The recent indictment of six Canadians demonstrates the role Canada played as part of a larger international fentanyl smuggling ring that shipped fentanyl compounds to the United States, the Globe and Mail reports. “The latest charges unsealed this week reveal Canada as a transit point for the synthetic opioid.”
According to the Globe and Mail, two Canadian residents, Daniel Vivas Ceron and Jason Joey Berry, allegedly led a Canadian operation that pressed and shipped counterfeit oxycodone pills made with fentanyl and fentanyl analogues to U.S. customers. Vivas Ceron and Berry allegedly ran their smuggling ring from behind bars.

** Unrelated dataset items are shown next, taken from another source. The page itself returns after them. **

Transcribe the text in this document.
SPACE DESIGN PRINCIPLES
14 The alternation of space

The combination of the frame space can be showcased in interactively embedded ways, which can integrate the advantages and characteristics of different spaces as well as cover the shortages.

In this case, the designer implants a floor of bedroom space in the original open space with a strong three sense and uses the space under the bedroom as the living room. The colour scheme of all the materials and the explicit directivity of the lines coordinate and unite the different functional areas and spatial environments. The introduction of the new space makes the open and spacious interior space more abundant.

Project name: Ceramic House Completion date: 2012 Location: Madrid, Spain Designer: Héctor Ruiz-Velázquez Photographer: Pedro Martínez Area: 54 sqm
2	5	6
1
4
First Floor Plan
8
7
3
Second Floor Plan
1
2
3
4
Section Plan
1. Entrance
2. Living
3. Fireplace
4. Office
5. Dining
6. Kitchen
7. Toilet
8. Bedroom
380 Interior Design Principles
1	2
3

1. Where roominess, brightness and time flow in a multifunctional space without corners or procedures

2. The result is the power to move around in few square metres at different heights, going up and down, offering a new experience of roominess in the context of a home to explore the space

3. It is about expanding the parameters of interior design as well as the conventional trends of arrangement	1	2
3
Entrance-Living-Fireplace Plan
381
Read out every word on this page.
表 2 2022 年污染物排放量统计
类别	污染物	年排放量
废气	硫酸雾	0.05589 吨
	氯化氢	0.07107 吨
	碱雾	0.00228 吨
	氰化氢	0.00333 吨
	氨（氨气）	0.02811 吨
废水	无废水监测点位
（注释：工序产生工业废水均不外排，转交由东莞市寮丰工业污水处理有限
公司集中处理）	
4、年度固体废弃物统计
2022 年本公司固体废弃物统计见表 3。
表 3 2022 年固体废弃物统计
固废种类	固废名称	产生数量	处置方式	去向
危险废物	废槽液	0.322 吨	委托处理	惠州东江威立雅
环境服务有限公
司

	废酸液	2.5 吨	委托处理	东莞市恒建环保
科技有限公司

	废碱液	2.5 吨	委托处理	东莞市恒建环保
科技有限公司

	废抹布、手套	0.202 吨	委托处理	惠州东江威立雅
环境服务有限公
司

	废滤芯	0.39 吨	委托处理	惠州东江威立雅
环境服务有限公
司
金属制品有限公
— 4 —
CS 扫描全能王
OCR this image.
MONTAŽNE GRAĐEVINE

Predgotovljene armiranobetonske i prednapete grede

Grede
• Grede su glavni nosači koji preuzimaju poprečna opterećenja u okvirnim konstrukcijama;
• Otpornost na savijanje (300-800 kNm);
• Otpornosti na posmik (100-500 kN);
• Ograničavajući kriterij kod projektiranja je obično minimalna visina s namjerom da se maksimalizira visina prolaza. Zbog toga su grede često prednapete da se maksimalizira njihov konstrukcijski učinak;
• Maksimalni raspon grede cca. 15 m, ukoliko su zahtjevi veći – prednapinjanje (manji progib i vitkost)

At the time of his indictment, Vivas Ceron had just been paroled from the Drummond Institution, a medium-security Quebec jail. Vice News reports that Vivas Ceron had served time for attempted murder, and was extradited en route to his native Columbia.
The Globe and Mail states that Berry is in the same jail, serving time for running a fentanyl pill distribution ring. He was originally arrested for attempting to ship a microwave and toaster packed with 10,000 fentanyl pills, and had stockpiled "hundreds of thousands of pills in various storage units along with pill presses capable of churning out thousands of pills an hour," reports the Globe and Mail.
According to the National Post, the current fentanyl smuggling ring worked in concert with chemical plants in China that produced the fentanyl and fentanyl analogues. Two Chinese nationals, Xiaobing Yan and Jian Zhang, have also been indicted for the fentanyl smuggling conspiracy.
The National Post identifies four other Canadians, all from Quebec, who allegedly played a role in shipping the fentanyl counterfeits to the United States: Xuan Cahn Nguyen, 38; Marie Um, 37; Vannek Um, 39; and Linda Van, 25.